Last night I listened to coverage of the 19 year old shooter.  I heard interviews with his classmates.  The child was a loner with no identifiable friends despite efforts on his part to connect with peers directly and via social media.  Children in the high school who knew the shooter before he was expelled described him as strange and his efforts to connect with his fellow students were rejected because he was odd.  So, this child posted some very troubling things online and exercised his right under Florida laws to acquire an AR-15 automatic weapon shortly after attaining 18.  That gun fires more than 700 rounds per minute.

Last year Parkland was named Florida’s safest city.  The mayor described the community as “close knit.”  Like Columbine, Colorado, Sandy Hook, Connecticut and Nickel Mines, Pennsylvania, these are towns where mass shootings are not supposed to happen.  But, let us be plain, we are not a close knit society.  Our kids are more vulnerable to this kind of aberrant conduct than we would like to think.  If you watched the interviews with the affected children, you can tell they don’t even know what they have just lived through.  If anything, they are far too poised for people who have witnessed the death of mentors, classmates and come closer than they can consider, to being among those for whom there will never be another Valentine’s Day.

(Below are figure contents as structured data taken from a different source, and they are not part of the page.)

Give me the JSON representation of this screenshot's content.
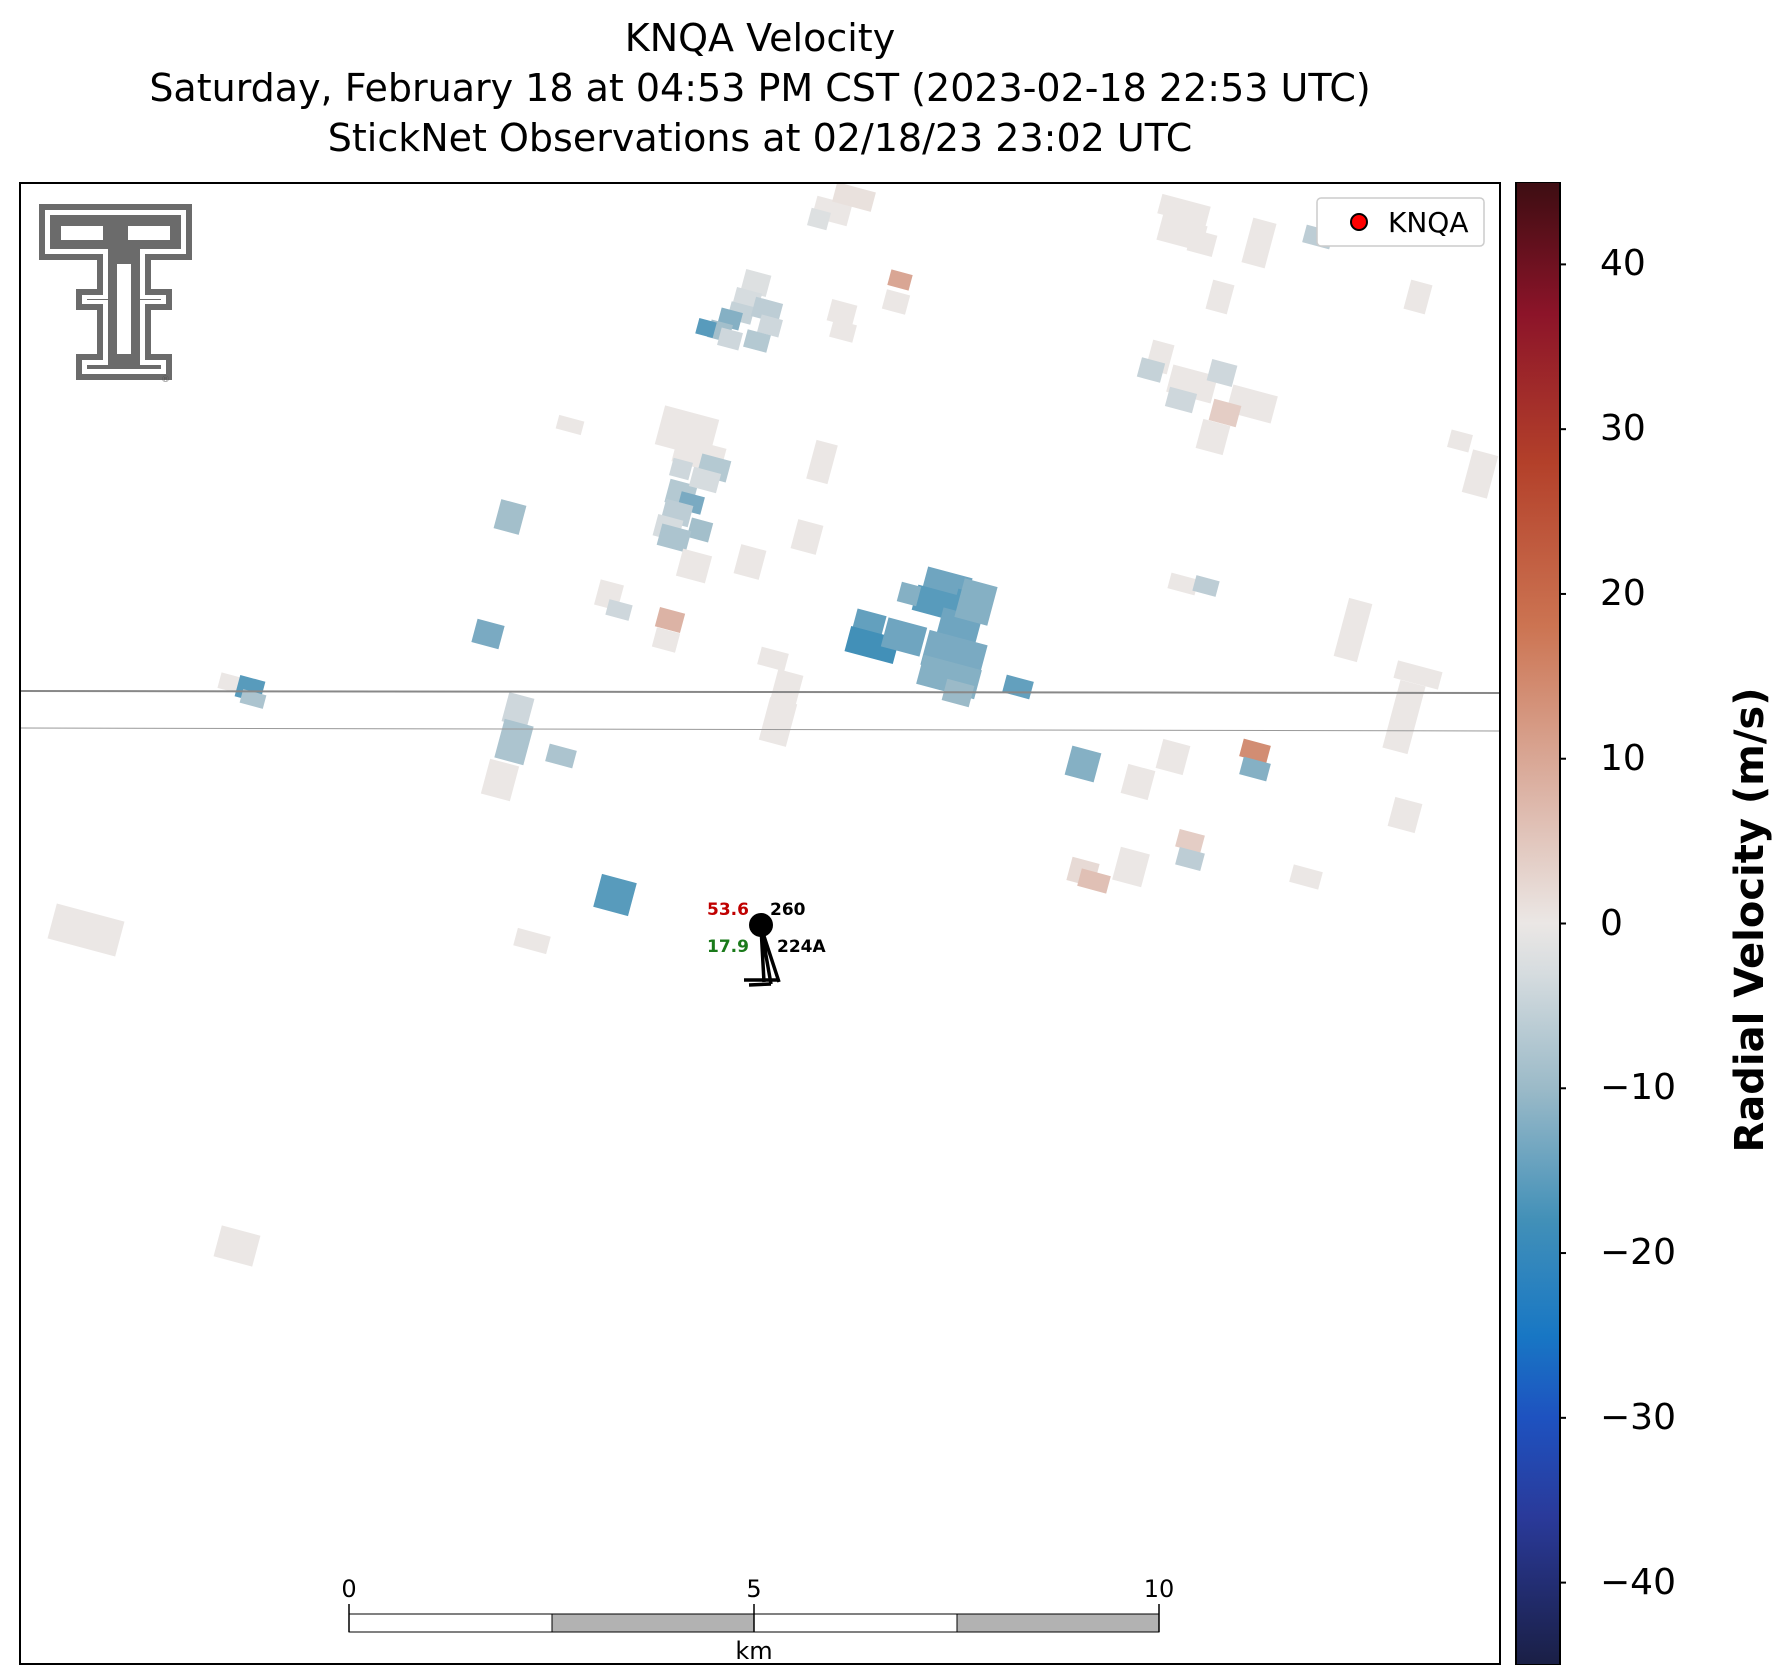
{
  "title": {
    "line1": "KNQA Velocity",
    "line2": "Saturday, February 18 at 04:53 PM CST (2023-02-18 22:53 UTC)",
    "line3": "StickNet Observations at 02/18/23 23:02 UTC"
  },
  "legend": {
    "label": "KNQA",
    "marker_color": "#ff0000",
    "placement": "upper-right"
  },
  "logo": {
    "name": "texas-tech-double-t-logo",
    "mark": "®"
  },
  "station": {
    "id": "224A",
    "temperature": "53.6",
    "dewpoint": "17.9",
    "pressure": "260",
    "temperature_color": "#c00000",
    "dewpoint_color": "#1a7a1a"
  },
  "scalebar": {
    "labels": [
      "0",
      "5",
      "10"
    ],
    "unit": "km",
    "max_km": 10
  },
  "colorbar": {
    "label": "Radial Velocity (m/s)",
    "min": -45,
    "max": 45,
    "ticks": [
      "40",
      "30",
      "20",
      "10",
      "0",
      "−10",
      "−20",
      "−30",
      "−40"
    ],
    "tick_values": [
      40,
      30,
      20,
      10,
      0,
      -10,
      -20,
      -30,
      -40
    ],
    "stops": [
      {
        "v": -45,
        "color": "#1a1f45"
      },
      {
        "v": -36,
        "color": "#2a3a9a"
      },
      {
        "v": -30,
        "color": "#1e52c0"
      },
      {
        "v": -25,
        "color": "#1877c4"
      },
      {
        "v": -18,
        "color": "#4290b8"
      },
      {
        "v": -10,
        "color": "#9bbac8"
      },
      {
        "v": -3,
        "color": "#d6dcdf"
      },
      {
        "v": 0,
        "color": "#ebe7e5"
      },
      {
        "v": 8,
        "color": "#dcb3a5"
      },
      {
        "v": 18,
        "color": "#cc7452"
      },
      {
        "v": 28,
        "color": "#b3402a"
      },
      {
        "v": 37,
        "color": "#8c1429"
      },
      {
        "v": 45,
        "color": "#3d0d12"
      }
    ]
  },
  "colors": {
    "axes": "#000000",
    "county_line": "#808080"
  }
}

Eighty nine years ago yesterday, America learned of the brutal murder of seven men in a garage on North Clark Street in Chicago.  The killings became a part of American history.  Three months ago we watched 58 people killed and 851 wounded in Las Vegas.  Cellular phones and computers can make us more connected than we could have ever dreamed possible a generation ago.  But, we are less close knit and more disconnected than ever.  When will we realize that “connectivity” is not just a reality?  It is also a mirage.

President Trump has concluded that the nineteen year old shooter was mentally disturbed.  That should be self evident. But, a child like this lurks in just about every high school in America.  The question is, do we accept school shootings as part of the American way of life or are we going to do something to find these kids and give them help before more children die.